Vimeo Was Not Willfully Blind

Finally, the Second Circuit upheld the lower court’s finding that Vimeo was not willfully blind to infringement on its platform, so as to remove DMCA safe harbor protections. The rightsholders had argued that Vimeo was willfully blind to infringement based on three facts: Vimeo monitored videos for infringement of video content (but not audio content); Vimeo had a duty to investigate further once it learned facts that made would make it suspicious of infringement; and Vimeo itself encouraged infringement, thus couldn’t “close its eyes” to resulting infringement.

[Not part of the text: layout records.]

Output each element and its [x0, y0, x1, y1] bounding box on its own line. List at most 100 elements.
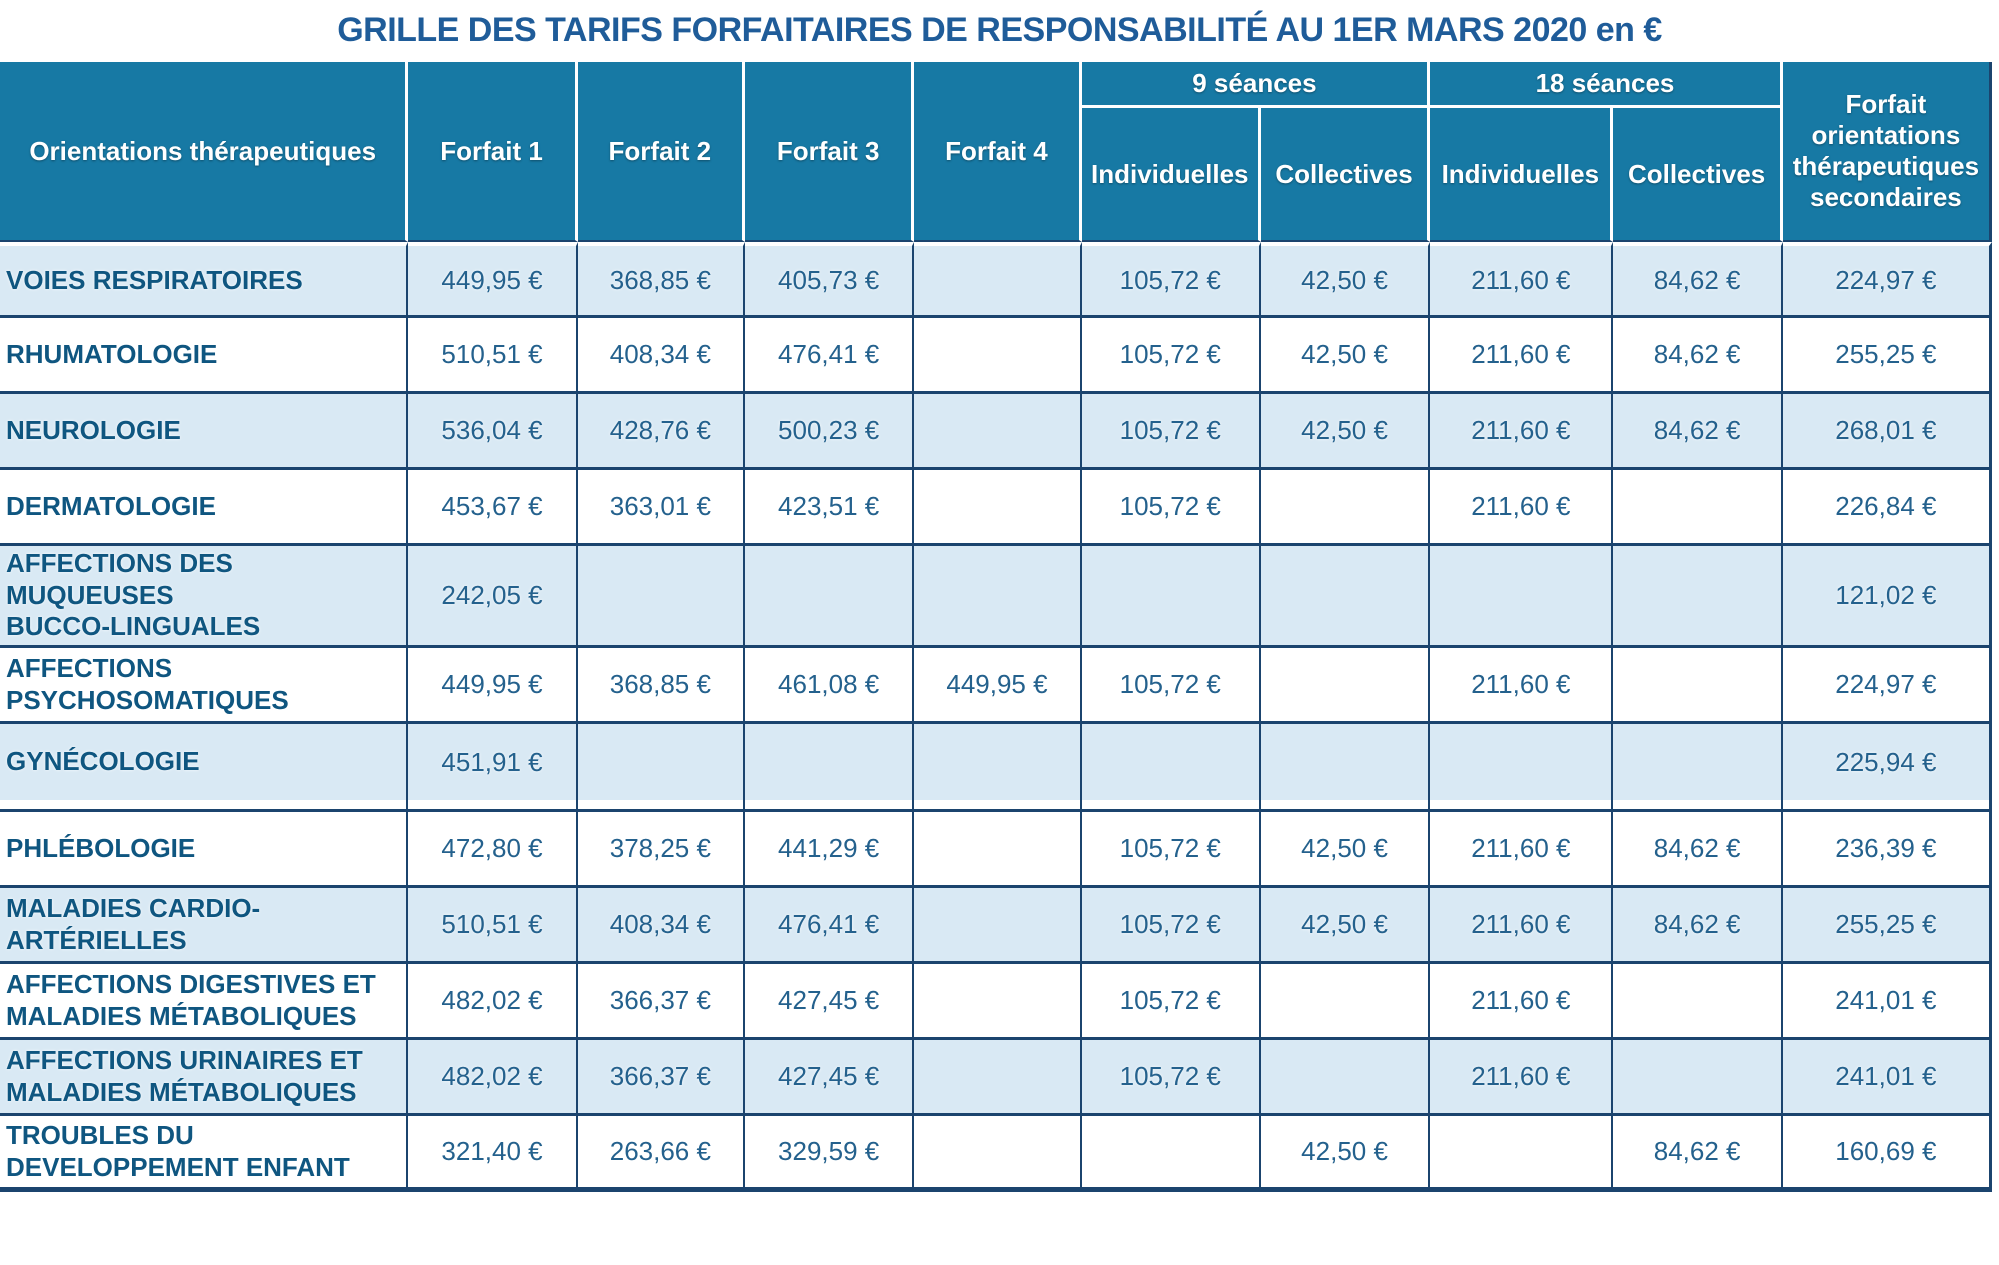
- table-row: DERMATOLOGIE 453,67 €363,01 €423,51 € 105,…: [0, 470, 1992, 546]
- value-cell-forfait4: [914, 1040, 1082, 1117]
- header-forfait-2: Forfait 2: [577, 62, 745, 242]
- value-cell-forfait_secondaires: 236,39 €: [1782, 812, 1992, 889]
- value-cell-individuelles9: 105,72 €: [1081, 648, 1261, 725]
- value-cell-forfait3: [745, 546, 915, 649]
- row-label: AFFECTIONS DES MUQUEUSES BUCCO-LINGUALES: [0, 546, 409, 649]
- value-cell-individuelles18: 211,60 €: [1430, 1040, 1614, 1117]
- value-cell-collectives18: [1613, 470, 1783, 546]
- value-cell-collectives9: [1260, 724, 1431, 801]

Each of these arguments was rejected by the Second Circuit. The Court held that (1) there was no duty to monitor for infringement, (2) that suspicion of infringement wasn’t enough unless infringement was obvious, and (3) a few sporadic videos out of millions where Vimeo employees “inappropriately” encouraged users to post infringing videos was insufficient to remove the DMCA safe harbor protections, especially where the videos did not relate to the videos at issue in the lawsuit.

The Second Circuit's finding that Vimeo didn't have a duty to investigate is important and essential to an open Internet that includes user-generated content. A duty to investigate would place a significant burden on small companies and non-commercial hosts, making it less likely that a new company could compete with those already entrenched in the market, or a non-commercial host can survive. More broadly, however, we're concerned about how often companies get hauled into court to challenge their safe harbors or worse. This ruling protects Vimeo, but it is disappointing that it took several years, and surely several million dollars, to get there.